Liquid Death is a fascinating case because it demonstrates what happens when a brand commits to being entertainment first. On paper, Liquid Death sells water. In practice, it sells a sense of cultural belonging. The brand behaves like a comedy studio that happens to have a product. It creates stunts and objects designed for conversation: outrageous campaigns, absurd merchandise, and collaborations that feel like cultural pranks. The water is real, but the marketing is theatre, and that theatre is the distribution strategy. People share Liquid Death not because they are thirsty. They share it because it’s funny enough, strange enough, and culturally fluent enough to travel.

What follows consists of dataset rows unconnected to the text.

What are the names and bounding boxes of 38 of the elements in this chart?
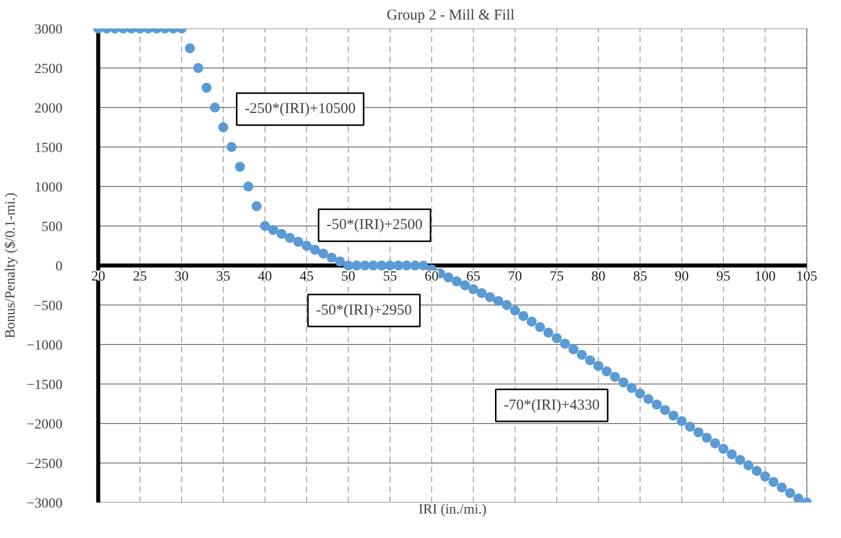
- x-tick-label: 25: [132, 270, 147, 284]
- y-tick-label: 3000: [34, 22, 62, 38]
- x-tick-label: 50: [341, 270, 356, 284]
- annotation: -70*(IRI)+4330: [504, 397, 600, 414]
- x-axis-title: IRI (in./mi.): [418, 502, 487, 518]
- y-axis-title: Bonus/Penalty ($/0.1-mi.): [4, 192, 19, 338]
- x-tick-label: 100: [754, 270, 776, 284]
- y-tick-label: −2000: [26, 418, 63, 432]
- annotation: -250*(IRI)+10500: [244, 101, 356, 118]
- x-tick-label: 20: [91, 270, 106, 284]
- y-tick-label: 500: [42, 220, 62, 235]
- y-tick-label: 2000: [34, 102, 62, 116]
- x-tick-label: 75: [550, 270, 564, 284]
- chart-title: Group 2 - Mill & Fill: [386, 8, 515, 24]
- x-tick-label: 95: [716, 270, 730, 284]
- x-tick-label: 40: [258, 270, 272, 284]
- x-tick-label: 105: [796, 270, 818, 284]
- x-tick-label: 45: [300, 270, 314, 284]
- x-tick-label: 65: [466, 270, 480, 284]
- y-tick-label: −1000: [26, 338, 63, 354]
- y-tick-label: −1500: [26, 378, 63, 393]
- x-tick-label: 30: [174, 270, 189, 284]
- annotation: -50*(IRI)+2950: [316, 302, 412, 319]
- y-tick-label: 0: [56, 260, 62, 274]
- y-tick-label: 1000: [34, 180, 62, 196]
- y-tick-label: −2500: [26, 457, 63, 472]
- y-tick-label: −500: [34, 299, 63, 314]
- annotation: -50*(IRI)+2500: [326, 217, 423, 234]
- x-tick-label: 60: [424, 270, 439, 284]
- y-tick-label: 1500: [34, 141, 62, 156]
- x-tick-label: 35: [216, 270, 230, 284]
- x-tick-label: 80: [591, 270, 606, 284]
- x-tick-label: 85: [633, 270, 648, 284]
- x-tick-label: 70: [508, 270, 522, 284]
- x-tick-label: 55: [382, 270, 397, 284]
- x-tick-label: 90: [674, 270, 689, 284]
- y-tick-label: −3000: [26, 496, 63, 512]
- y-tick-label: 2500: [34, 62, 62, 77]
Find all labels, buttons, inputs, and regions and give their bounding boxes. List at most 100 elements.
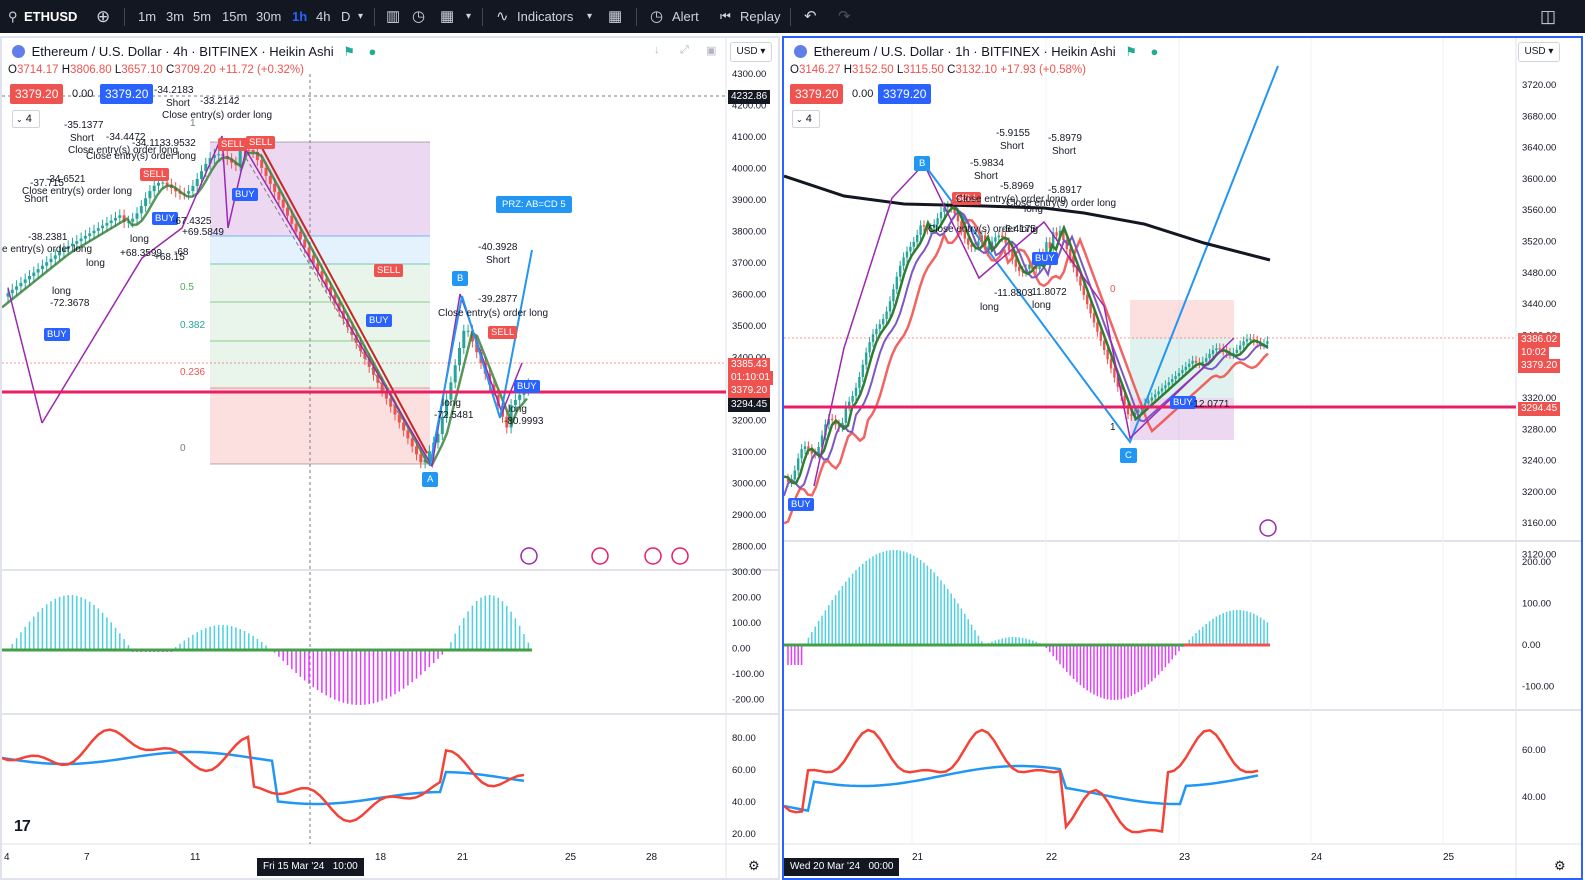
interval-1m[interactable]: 1m xyxy=(138,9,157,24)
fullscreen-icon[interactable]: ▣ xyxy=(706,45,717,57)
candle xyxy=(953,207,956,214)
interval-d[interactable]: D xyxy=(341,9,351,24)
interval-3m[interactable]: 3m xyxy=(166,9,185,24)
interval-30m[interactable]: 30m xyxy=(256,9,282,24)
candle xyxy=(6,293,10,297)
indicators-chevron-down-icon[interactable]: ▾ xyxy=(587,11,593,22)
candle xyxy=(320,271,324,280)
candle xyxy=(1007,242,1011,251)
currency-select[interactable]: USD ▾ xyxy=(1518,42,1560,62)
candle xyxy=(329,287,332,296)
pattern-point-b: B xyxy=(914,156,931,171)
interval-15m[interactable]: 15m xyxy=(222,9,248,24)
strategy-annotation: -11.8803 xyxy=(994,288,1033,299)
candle xyxy=(19,282,23,287)
time-tick-label: 28 xyxy=(646,852,658,863)
price-tick-label: 3560.00 xyxy=(1522,205,1556,216)
buy-price-button[interactable]: 3379.20 xyxy=(100,84,154,104)
undo-icon[interactable]: ↶ xyxy=(804,8,817,25)
candle xyxy=(109,220,113,224)
candle xyxy=(384,390,388,399)
last-price-label: 3386.02 xyxy=(1518,333,1561,347)
sell-price-button[interactable]: 3379.20 xyxy=(10,84,64,104)
candle xyxy=(858,377,861,388)
fib-zone xyxy=(210,236,430,264)
candle xyxy=(1113,368,1116,378)
chart-panel-1h[interactable]: 3720.00 3680.00 3640.00 3600.00 3560.00 3520.… xyxy=(782,36,1583,880)
alert-clock-icon[interactable]: ◷ xyxy=(650,8,664,25)
osc-tick-label: 40.00 xyxy=(1522,792,1546,803)
interval-1h[interactable]: 1h xyxy=(292,9,308,24)
chart-panel-4h[interactable]: 4300.00 4200.00 4100.00 4000.00 3900.00 3800.… xyxy=(0,36,780,880)
interval-4h[interactable]: 4h xyxy=(316,9,331,24)
candle xyxy=(88,233,92,236)
strategy-annotation: +68.3599 xyxy=(120,248,162,259)
strategy-annotation: -80.9993 xyxy=(504,416,544,427)
price-tick-label: 3320.00 xyxy=(1522,393,1556,404)
templates-grid-icon[interactable]: ▦ xyxy=(608,8,623,25)
quantity-stepper[interactable]: ⌄ 4 xyxy=(792,110,820,128)
strategy-annotation: Short xyxy=(974,171,998,182)
candle xyxy=(230,159,234,163)
candle xyxy=(1167,382,1170,386)
candle xyxy=(1154,394,1157,398)
indicators-button[interactable]: Indicators xyxy=(517,9,574,24)
candle xyxy=(165,182,169,185)
candle xyxy=(824,424,827,436)
candle xyxy=(797,458,800,471)
candle xyxy=(273,183,277,192)
bars-type-icon[interactable]: ▦ xyxy=(440,8,455,25)
quantity-stepper[interactable]: ⌄ 4 xyxy=(12,110,40,128)
replay-button[interactable]: Replay xyxy=(740,9,781,24)
strategy-annotation: Short xyxy=(1052,146,1076,157)
candle xyxy=(208,158,212,164)
flag-icon[interactable]: ⚑ xyxy=(343,44,355,59)
candle xyxy=(187,191,191,194)
chart-canvas-right[interactable]: 3720.00 3680.00 3640.00 3600.00 3560.00 3520.… xyxy=(784,38,1583,880)
layout-panels-icon[interactable]: ◫ xyxy=(1540,7,1557,26)
strategy-annotation: Close entry(s) order long xyxy=(86,151,197,162)
indicators-icon[interactable]: ∿ xyxy=(496,8,509,25)
prz-label: PRZ: AB=CD 5 xyxy=(496,196,572,213)
time-tick-label: 11 xyxy=(190,852,201,863)
chart-type-chevron-down-icon[interactable]: ▾ xyxy=(466,11,472,22)
symbol-search-icon[interactable]: ⚲ xyxy=(8,9,18,24)
alert-button[interactable]: Alert xyxy=(672,9,699,24)
flag-icon[interactable]: ⚑ xyxy=(1125,44,1137,59)
maximize-icon[interactable]: ⤢ xyxy=(680,44,689,56)
symbol-label[interactable]: ETHUSD xyxy=(24,9,78,24)
fib-level-label: 0 xyxy=(1110,284,1116,295)
currency-select[interactable]: USD ▾ xyxy=(730,42,772,62)
signal-tag: BUY xyxy=(152,212,178,225)
strategy-annotation: long xyxy=(442,398,461,409)
strategy-annotation: Short xyxy=(486,255,510,266)
candle xyxy=(445,399,449,417)
candle xyxy=(10,289,14,294)
chart-canvas-left[interactable]: 4300.004200.004100.004000.003900.003800.… xyxy=(2,38,780,880)
candle xyxy=(66,246,70,249)
scroll-down-icon[interactable]: ↓ xyxy=(654,44,660,56)
candle xyxy=(303,239,307,248)
candle xyxy=(841,422,844,427)
time-tick-label: 24 xyxy=(1311,852,1323,863)
settings-gear-icon[interactable]: ⚙ xyxy=(1554,858,1566,873)
symbol-logo-icon xyxy=(12,45,25,58)
settings-gear-icon[interactable]: ⚙ xyxy=(748,858,760,873)
market-status-icon: ● xyxy=(1150,44,1159,59)
buy-price-button[interactable]: 3379.20 xyxy=(878,84,932,104)
abcd-pattern-line xyxy=(923,65,1279,445)
strategy-annotation: -39.2877 xyxy=(478,294,518,305)
candle xyxy=(1116,377,1119,387)
candle xyxy=(960,221,963,231)
interval-5m[interactable]: 5m xyxy=(193,9,212,24)
candle-type-icon[interactable]: ▥ xyxy=(386,8,401,25)
interval-chevron-down-icon[interactable]: ▾ xyxy=(358,11,364,22)
chart-type-icon[interactable]: ◷ xyxy=(412,8,426,25)
sell-price-button[interactable]: 3379.20 xyxy=(790,84,844,104)
compare-add-icon[interactable]: ⊕ xyxy=(96,7,111,26)
redo-icon[interactable]: ↷ xyxy=(838,8,851,25)
candle xyxy=(1174,376,1177,380)
replay-rewind-icon[interactable]: ⏮ xyxy=(720,9,731,23)
moving-average-line xyxy=(252,147,428,454)
fib-level-label: 0 xyxy=(180,443,186,454)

Ryanair is another example in a completely different lane. It’s not premium, it’s not aspirational, and it’s often the subject of jokes. Instead of fighting that perception, Ryanair turns it into content. The brand’s tone is self-aware and deliberately unpolished. It knows the internet’s sense of humour and uses it to transform criticism into entertainment. The result is that people who will never “love” Ryanair still engage with Ryanair. That’s the point. It earns attention by behaving like something the platform rewards: a creator with a recognisable voice.

The pattern across these examples isn’t that every brand needs to be loud. It’s that every brand needs to be watchable.

When a brand’s marketing becomes media, it becomes something people return to for reasons other than shopping: to be amused, to be informed, to feel part of a community, to reaffirm a worldview, to get a tip, to participate in a trend. The brand stops interrupting life and starts integrating into it.

This shift changes what marketing work actually is. It’s less about the “big campaign” and more about the system that runs between campaigns. It’s less about a perfectly crafted message and more about a consistent editorial point of view. It’s less about one hero asset and more about repeatable formats, because formats create momentum, momentum creates habits, and habits create compounding attention.

The brands that win in this environment behave like showrunners. They think in seasons, not bursts. They build recurring series, not scattered posts. They understand that a content engine isn’t an add-on; it’s part of how the brand stays alive in the public eye.

And crucially, they understand that entertainment is not a genre, it’s a standard. The standard is simply: is the audience getting something worth their time?

This is why marketing is becoming media: because attention is scarce, trust is distributed, platforms reward watchability, retailers have turned commerce into a publishing model, and creators have become the new broadcast networks. In that world, buying attention might get you seen for a second, but it won’t get you chosen. Being chosen requires value beyond the sale.

The uncomfortable conclusion is that the old version of marketing, “interrupt, repeat, hope,” still exists, but it’s increasingly fragile. It works until it doesn’t. And when it stops working, you can’t fix it by spending more. You fix it by becoming the kind of brand people willingly spend time with.

Because in a world where the audience controls the remote, the only marketing that survives is the marketing that feels like something worth watching.

If it’s not entertaining, it’s invisible.